Sometimes, we love to grill outside…and sometimes we don’t. Last night, we decided to use the cast iron Le Creuset extra-large grill that fits perfectly on our stovetop. Cast iron grill pans like this one (or similar versions by Lodge) impart a nice, smoky flavor to whatever you cook on them because the juices drip in-between the grooves and are transformed into a flavorful smoke—no charcoal needed.
Always trying to figure out appealing ways to sneak more vegetables into every meal, we chose to highlight summer produce favorites such as Japanese eggplant, zucchini, farmers market spring onions, mini bell peppers, and baby Bella mushrooms. We definitely got some good grill marks on all of these thickly sliced beauties.
Now, the crust! If you’ve never made a crust from scratch before, this is your chance. You don’t have to proof it overnight or toss it in the air like a pizzolo. The whole thing easily came together in an 11-and-3/4-inch iron handle skillet, our enameled red Le Creuset version. The best part is that this crust just may remind you of your favorite chewy, crunchy deep-dish pizza crust from a certain hut-shaped pizza restaurant you loved back when you were a kid. The first step is drizzling a generous amount of olive oil into your iron handle skillet; this helps to ensure that your crust will be crispy and airy.
It all comes together in a healthy and satisfying meal that eats like comfort food, but provides a ton of great nutrition, and isn’t that the combo we all want more of in our lives? Now let’s get cooking!

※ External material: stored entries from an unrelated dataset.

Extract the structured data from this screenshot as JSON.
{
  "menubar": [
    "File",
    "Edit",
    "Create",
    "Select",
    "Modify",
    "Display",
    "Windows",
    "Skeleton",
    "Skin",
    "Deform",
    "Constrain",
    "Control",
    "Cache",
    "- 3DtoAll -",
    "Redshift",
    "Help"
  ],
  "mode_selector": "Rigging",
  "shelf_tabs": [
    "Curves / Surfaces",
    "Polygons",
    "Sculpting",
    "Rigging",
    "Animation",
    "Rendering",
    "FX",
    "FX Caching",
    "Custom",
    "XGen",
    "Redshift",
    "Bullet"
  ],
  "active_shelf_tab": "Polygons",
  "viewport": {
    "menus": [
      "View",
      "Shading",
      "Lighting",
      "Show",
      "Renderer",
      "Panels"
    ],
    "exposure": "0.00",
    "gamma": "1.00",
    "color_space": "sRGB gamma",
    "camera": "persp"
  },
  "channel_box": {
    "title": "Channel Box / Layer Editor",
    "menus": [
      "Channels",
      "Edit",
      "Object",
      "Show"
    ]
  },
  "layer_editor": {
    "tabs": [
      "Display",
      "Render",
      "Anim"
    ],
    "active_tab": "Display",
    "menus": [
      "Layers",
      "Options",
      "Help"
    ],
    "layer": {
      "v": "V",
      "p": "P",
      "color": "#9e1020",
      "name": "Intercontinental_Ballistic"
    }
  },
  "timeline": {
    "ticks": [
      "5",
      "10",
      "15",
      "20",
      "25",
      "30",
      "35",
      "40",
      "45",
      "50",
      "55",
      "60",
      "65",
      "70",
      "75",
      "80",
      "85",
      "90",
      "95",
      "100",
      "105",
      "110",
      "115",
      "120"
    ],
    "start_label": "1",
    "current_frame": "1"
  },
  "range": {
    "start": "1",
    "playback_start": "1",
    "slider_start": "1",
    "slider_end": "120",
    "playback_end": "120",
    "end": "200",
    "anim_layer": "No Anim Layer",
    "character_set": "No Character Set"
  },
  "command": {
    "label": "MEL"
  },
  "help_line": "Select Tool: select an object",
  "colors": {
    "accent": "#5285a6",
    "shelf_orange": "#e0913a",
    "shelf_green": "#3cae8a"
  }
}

- 1 Sprouted Whole Wheat Pizza Crust (recipe follows)
- 2 tablespoons olive oil (divided)
- 5 large baby bella mushrooms
- 1 small Japanese eggplant (sliced into 1/2-inch rounds)
- 3 mini red bell peppers (halved, seeded)
- 1 small zucchini squash (sliced into 1/2-inch rounds)
- 1 spring onion (halved)
- 1 tablespoon balsamic vinegar
- 1 teaspoon Italian seasoning
- 1/2 teaspoon Kosher salt
- 1 cup of your favorite tomato sauce
- 1 cup loose-packed, shredded mozzarella cheese
- Fresh parsley leaves (for garnish)
- Crushed red pepper (for garnish)
- Preheat the oven to 500 degrees. Make the Sprouted Whole Wheat Pizza Crust according to the recipe. Add 1 tablespoon of the olive oil to your 11-and-3/4-inch cast iron skillet. Add the pizza dough and press it into a circle to fill the pan. Cover with plastic wrap and set aside to allow the dough to rise.
- Preheat your cast iron 15-and-3/4-inch extra-large grill or grill pan to medium. In a large mixing bowl, toss the cut vegetables with the remaining tablespoon of olive oil, balsamic vinegar, Italian seasoning, and salt. Grill vegetables for 4 minutes per side or until well-marked by the grill grates. Remove and set aside until you’re ready to assemble your pizza. At this point, you may want to slice the cooled peppers and onions into bite-sized pieces.
- Assemble your pizza by removing the plastic wrap from your cast iron pan with the crust in it and spread the tomato sauce on top of it in an even layer. Next, layer in your grilled vegetables followed by the cheese. Place the pan into the preheated oven for 20 minutes or until hot and bubbly. Carefully remove the pan and let it cool for at least 5 minutes; the pizza will be very hot in the middle. If you like, garnish pizza with fresh parsley leaves and crushed red pepper. Slice into 4 large pieces.
- 1 cups sprouted whole wheat flour
- 1 tsp rapid-rise yeast
- .5 tsp sea salt
- .5 cups water
- In a large mixing bowl, combine the flour yeast, salt, and water. Mix until all four are incorporated. Cover and set aside.
- Note: One of our favorite substitutes for traditional white flour is sprouted whole wheat flour, which we use here. Feel free to make this crust with whole wheat flour if that is the option available in your kitchen.